A paixão pela famosa atriz Maria do Rosário tira o jovem Edson de um estado mental de letargia e marasmo. Entusiasmado, o jovem decide seguir o grande sonho de se tornar um cineasta. No entanto, a questão financeira se torna um grande empecilho para a concretização desse desejo. Na procura por financiamento, Edson acaba sendo injustamente acusado de terrorismo por uma organização da direita, e é preso e torturado por oficiais.
Data de lançamento: 1970 (Brasil)
Direção: Neville d'Almeida
Autor: Jorge Mautner
Música composta por: Fernando Lona, Vidal França
Roteiro: Neville d'Almeida, Guará Rodrigues
Jardim de guerra foi injustamente condenado ao esquecimento pela pseudo-inteligência oficial; e pior, só resta uma cópia do filme sem os cortes da Censura, depositada pelo diretor num arquivo carioca. O filme é resultado da rigorosa formação cinéfila de Neville d’Almeida — freqüentador do Centro de Estudos Cinematográficos de Belo Horizonte — e das economias do período em que o cineasta foi garçom em Nova York. Neville absorveu bem o “ideograma godardiano” e o colocou em prática com um estilo bastante pessoal. Bom gosto, boas idéias, bons planos, noção perfeita do tempo cinematográfico, direção segura e a habilidade habitual da câmera de Dib Lufti fazem de Jardim de guerra um filme superior à maioria das tentativas do cinema de autor da época — tanto do lado Cinema Novo quanto do lado Udigrúdi. Após o lançamento no Festival de Cinema de Belo Horizonte, o filme foi recolhido pelo Serviço de Censura de Diversões Públicas, que o considerou “inconveniente para o momento nacional”.

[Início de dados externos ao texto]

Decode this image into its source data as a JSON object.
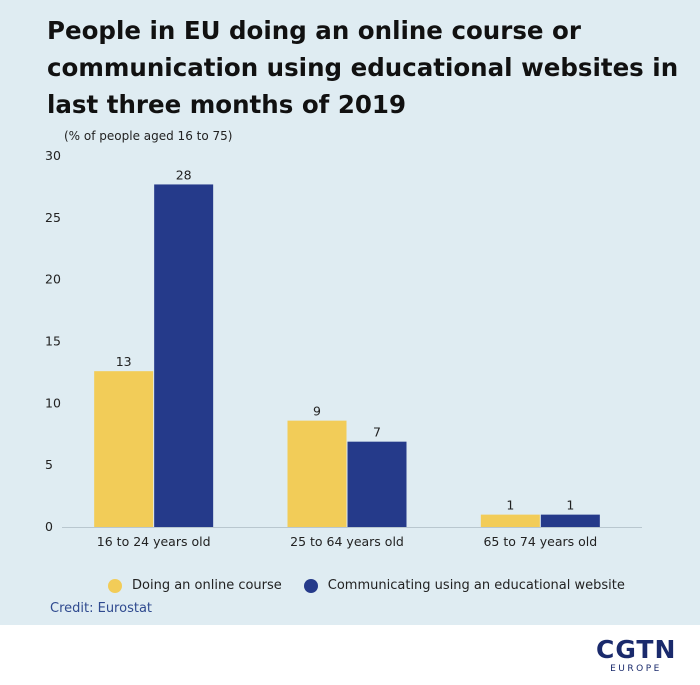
{
  "title": "People in EU doing an online course or communication using educational websites in last three months of 2019",
  "unit_note": "(% of people aged 16 to 75)",
  "credit": "Credit: Eurostat",
  "logo": {
    "main": "CGTN",
    "sub": "EUROPE"
  },
  "colors": {
    "background": "#dfecf2",
    "online_course": "#f2cc58",
    "educational_website": "#253a8a",
    "axis": "#b9c7cf"
  },
  "chart_data": {
    "type": "bar",
    "title": "People in EU doing an online course or communication using educational websites in last three months of 2019",
    "ylabel": "(% of people aged 16 to 75)",
    "xlabel": "",
    "categories": [
      "16 to 24 years old",
      "25 to 64 years old",
      "65 to 74 years old"
    ],
    "series": [
      {
        "name": "Doing an online course",
        "values": [
          13,
          9,
          1
        ],
        "plot_values": [
          12.6,
          8.6,
          1.0
        ],
        "color": "#f2cc58"
      },
      {
        "name": "Communicating using an educational website",
        "values": [
          28,
          7,
          1
        ],
        "plot_values": [
          27.7,
          6.9,
          1.0
        ],
        "color": "#253a8a"
      }
    ],
    "ylim": [
      0,
      30
    ],
    "yticks": [
      0,
      5,
      10,
      15,
      20,
      25,
      30
    ],
    "grid": false,
    "legend": "bottom"
  }
}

Só foi liberado dois anos depois, com dez exigências de corte. Os planos excluídos não impediam o espectador (e a crítica) de conferir as qualidades visuais do filme, mas acabavam de vez com o projeto do diretor de fazer um filme que apresentasse os problemas daquele momento. Aliás, o plano de esvaziamento de Jardim de guerra foi mais longe: o filme só conseguiu um lançamento comercial digno seis anos após sua realização. Uma olhada na lista de cortes — enquanto aguardamos a restauração da versão integral do filme — revela o quanto Neville estava empenhado em fazer um filme que fosse a expressão do seu tempo, não só esteticamente. A Censura mandou cortar todos os posters e fotografias alusivos à Guerra do Vietnã e ao movimento feminista na China; num deles mulheres aparecem desfilando e vemos no fundo um grande retrato, em outro, lemos num cartaz: “Deus guarde a união dos povos americanos”. Mandou cortar a fotografia de Guevara. Vários diálogos de Joel Barcelos também tiveram que sair: do panfletário “o corpo em chamas de Che Guevara ainda incendeia as Américas” ao escrachado “América Latina também chamada América Latrina”; ou quando o ator responde em tom de deboche a Emanuel Cavalcanti dizendo “eu sou filho de Guevara”. E se na cópia disponível vemos um Antonio Pitanga bem comportado, na versão original o ator faz um discurso imitando os líderes do “poder negro” americano. Foi preciso cortar todo o resto do discurso depois que ele diz: “Pra vocês eu sou macaco, mas isso vai acabar...”. Um tema ainda em discussão também foi limado: quando Emanuel Cavalcanti fala, projetando um slide, sobre a necessidade de preservação do território do Amazonas, especificamente quando ele fala que o governo anda muito preocupado com o Amazonas e “nós protegemos o Amazonas”. Também ficou de fora o último plano, quando a frase “a revolução é permanente” aparece escrita num quadro negro e envolta por um balão de história em quadrinhos que sai da cabeça de Joel. Eram questões que nem podiam ser pensadas.